Turkey has had a long history of deadly earthquakes, and this is not the first time the public has raised questions about official complicity in worsening the effects of natural disasters.
The 1999 Izmit earthquake sparked public condemnations of contractors, who were accused of using cheap materials and cutting corners on safety measures designed to help buildings resist being heavily damaged by quakes.
In the years that followed, state prosecutors filed more than 1,300 lawsuits related to allegedly illegal construction practices by contractors in the hardest-hit cities, but only 35 of those trials resulted in convictions.
More than two decades later, prosecutors are trying to hold officials accountable after the 2023 disaster, with mixed results.
They sought 22 1/2 years in prison for the mayor of a town in the hard-hit Gaziantep province over his alleged role, before taking office, as a contractor who built an apartment building that collapsed in the earthquakes. Twenty-six people died in the toppled building.
Prosecutors said the evidence showed the former contractor, Okkes Kavak, bypassed building codes and safety measures that help structures resist damage from earthquakes, but he was acquitted. The release of Kavak — who is with Erdogan's governing Justice and Development Party — caused an outcry from victims' families and prosecutors and he was rearrested in January. He has yet to be retried and neither he or his attorneys have commented.
Critics point out that he was hardly alone, however. A survey of more than 1,700 buildings that collapsed across southern Turkey, causing fatalities, said more than half were unlicensed structures.
Emma Sinclair-Webb with Human Rights Watch says the long-standing practice of focusing on "rogue contractors" must be expanded to include the public officials who sign off on unsafe projects.
She says mayors, city council members and planning departments across Turkey need to step up and seriously enforce building codes and safety standards.
"All these people have a responsibility to do their job properly," she says, "to not cut corners, to not let their political relationships or their 'crony relationships' with contractors influence their decision-making."
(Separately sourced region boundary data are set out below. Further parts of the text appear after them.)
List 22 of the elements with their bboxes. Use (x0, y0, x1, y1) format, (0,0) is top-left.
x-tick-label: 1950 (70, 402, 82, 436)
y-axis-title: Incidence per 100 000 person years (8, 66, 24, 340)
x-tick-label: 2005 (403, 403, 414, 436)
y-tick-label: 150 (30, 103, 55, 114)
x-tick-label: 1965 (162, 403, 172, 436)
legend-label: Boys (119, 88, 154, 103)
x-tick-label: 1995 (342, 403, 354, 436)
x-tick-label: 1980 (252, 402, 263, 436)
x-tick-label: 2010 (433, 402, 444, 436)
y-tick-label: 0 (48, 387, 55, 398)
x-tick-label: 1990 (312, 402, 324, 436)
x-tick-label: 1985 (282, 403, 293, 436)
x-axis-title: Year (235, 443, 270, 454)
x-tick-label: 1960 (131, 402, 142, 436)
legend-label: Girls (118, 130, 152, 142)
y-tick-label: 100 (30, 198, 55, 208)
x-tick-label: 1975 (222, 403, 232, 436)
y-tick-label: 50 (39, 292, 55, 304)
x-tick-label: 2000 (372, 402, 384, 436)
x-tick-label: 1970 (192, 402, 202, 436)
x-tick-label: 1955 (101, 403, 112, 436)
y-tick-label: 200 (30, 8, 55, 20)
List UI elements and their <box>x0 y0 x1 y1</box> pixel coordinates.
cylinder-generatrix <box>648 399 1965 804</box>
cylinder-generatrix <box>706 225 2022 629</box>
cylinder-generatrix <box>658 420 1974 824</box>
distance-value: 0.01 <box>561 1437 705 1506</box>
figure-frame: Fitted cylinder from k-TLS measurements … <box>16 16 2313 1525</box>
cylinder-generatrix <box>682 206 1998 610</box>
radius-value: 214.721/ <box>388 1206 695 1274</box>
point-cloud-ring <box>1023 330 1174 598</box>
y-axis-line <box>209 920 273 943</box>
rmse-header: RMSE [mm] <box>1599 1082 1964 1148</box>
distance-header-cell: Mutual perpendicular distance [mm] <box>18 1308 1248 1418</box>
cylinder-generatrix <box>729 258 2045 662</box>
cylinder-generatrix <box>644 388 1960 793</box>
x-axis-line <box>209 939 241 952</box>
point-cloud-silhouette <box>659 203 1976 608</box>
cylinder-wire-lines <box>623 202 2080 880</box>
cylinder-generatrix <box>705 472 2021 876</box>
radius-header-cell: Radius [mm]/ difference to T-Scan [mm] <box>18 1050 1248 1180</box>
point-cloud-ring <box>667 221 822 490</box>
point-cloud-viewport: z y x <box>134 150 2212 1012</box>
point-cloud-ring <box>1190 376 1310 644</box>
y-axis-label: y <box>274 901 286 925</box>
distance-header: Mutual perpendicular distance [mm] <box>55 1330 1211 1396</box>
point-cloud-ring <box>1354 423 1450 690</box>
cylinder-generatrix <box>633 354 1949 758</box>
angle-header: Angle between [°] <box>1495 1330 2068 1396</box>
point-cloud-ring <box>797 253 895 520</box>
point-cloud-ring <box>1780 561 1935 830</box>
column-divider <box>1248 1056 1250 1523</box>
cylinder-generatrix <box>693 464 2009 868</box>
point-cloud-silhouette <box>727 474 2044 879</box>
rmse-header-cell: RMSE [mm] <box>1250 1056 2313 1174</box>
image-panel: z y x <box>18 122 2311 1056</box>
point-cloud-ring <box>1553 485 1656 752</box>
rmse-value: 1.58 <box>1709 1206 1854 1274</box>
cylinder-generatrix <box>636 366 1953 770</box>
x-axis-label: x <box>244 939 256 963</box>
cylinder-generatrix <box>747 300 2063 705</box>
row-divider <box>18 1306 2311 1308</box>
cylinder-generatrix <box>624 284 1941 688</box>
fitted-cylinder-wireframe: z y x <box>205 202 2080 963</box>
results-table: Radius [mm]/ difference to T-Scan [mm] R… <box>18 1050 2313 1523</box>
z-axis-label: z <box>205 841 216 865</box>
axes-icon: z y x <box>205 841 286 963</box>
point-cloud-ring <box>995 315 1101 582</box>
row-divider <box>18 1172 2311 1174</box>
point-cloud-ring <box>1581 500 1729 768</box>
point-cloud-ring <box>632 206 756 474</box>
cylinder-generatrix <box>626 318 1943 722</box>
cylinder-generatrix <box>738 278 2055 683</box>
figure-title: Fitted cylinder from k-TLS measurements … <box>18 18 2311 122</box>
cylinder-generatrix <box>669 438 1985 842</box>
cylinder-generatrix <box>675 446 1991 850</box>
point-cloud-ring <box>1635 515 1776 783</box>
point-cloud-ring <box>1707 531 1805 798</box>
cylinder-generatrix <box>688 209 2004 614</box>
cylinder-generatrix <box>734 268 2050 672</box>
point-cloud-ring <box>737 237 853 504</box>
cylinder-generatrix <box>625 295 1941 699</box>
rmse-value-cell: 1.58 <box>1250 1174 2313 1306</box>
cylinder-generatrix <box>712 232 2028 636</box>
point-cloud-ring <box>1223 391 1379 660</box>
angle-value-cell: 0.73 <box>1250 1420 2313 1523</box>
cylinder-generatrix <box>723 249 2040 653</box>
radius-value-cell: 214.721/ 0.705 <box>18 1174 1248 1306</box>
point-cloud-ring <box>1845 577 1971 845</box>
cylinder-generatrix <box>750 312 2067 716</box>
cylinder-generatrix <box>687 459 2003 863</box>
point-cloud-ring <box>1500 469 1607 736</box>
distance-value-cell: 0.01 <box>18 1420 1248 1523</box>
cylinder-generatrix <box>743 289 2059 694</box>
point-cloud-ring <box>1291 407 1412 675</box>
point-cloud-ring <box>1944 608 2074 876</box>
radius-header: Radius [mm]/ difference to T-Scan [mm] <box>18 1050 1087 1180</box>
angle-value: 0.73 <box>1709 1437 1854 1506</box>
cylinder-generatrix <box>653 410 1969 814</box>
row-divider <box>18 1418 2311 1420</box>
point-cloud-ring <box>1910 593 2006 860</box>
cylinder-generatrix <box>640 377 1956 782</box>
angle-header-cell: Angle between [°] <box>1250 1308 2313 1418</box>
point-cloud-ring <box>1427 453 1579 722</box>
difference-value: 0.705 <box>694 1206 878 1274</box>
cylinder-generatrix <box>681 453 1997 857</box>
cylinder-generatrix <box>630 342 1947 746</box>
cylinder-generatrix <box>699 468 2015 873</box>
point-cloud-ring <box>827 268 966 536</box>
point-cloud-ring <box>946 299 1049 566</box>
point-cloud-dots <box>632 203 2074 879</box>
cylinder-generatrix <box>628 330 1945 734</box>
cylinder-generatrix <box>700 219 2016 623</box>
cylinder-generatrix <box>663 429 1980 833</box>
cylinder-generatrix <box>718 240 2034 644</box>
Turkish law requires public prosecutors get the government's permission before investigating a public official — something that's been previously used to insulate officials suspected of misconduct, Sinclair-Webb says.
"There's a big risk at the moment that that law will again be used to prevent public officials from being properly investigated for their crimes in connection with this earthquake," she says.
President Erdogan has said his party isn't at fault for the ongoing misery and slow reconstruction in the earthquake zone. He blames a "lack of vision" among local leaders — most of whom are from the secular opposition Republican People's Party.
Turkey's municipal elections are due at the end of March.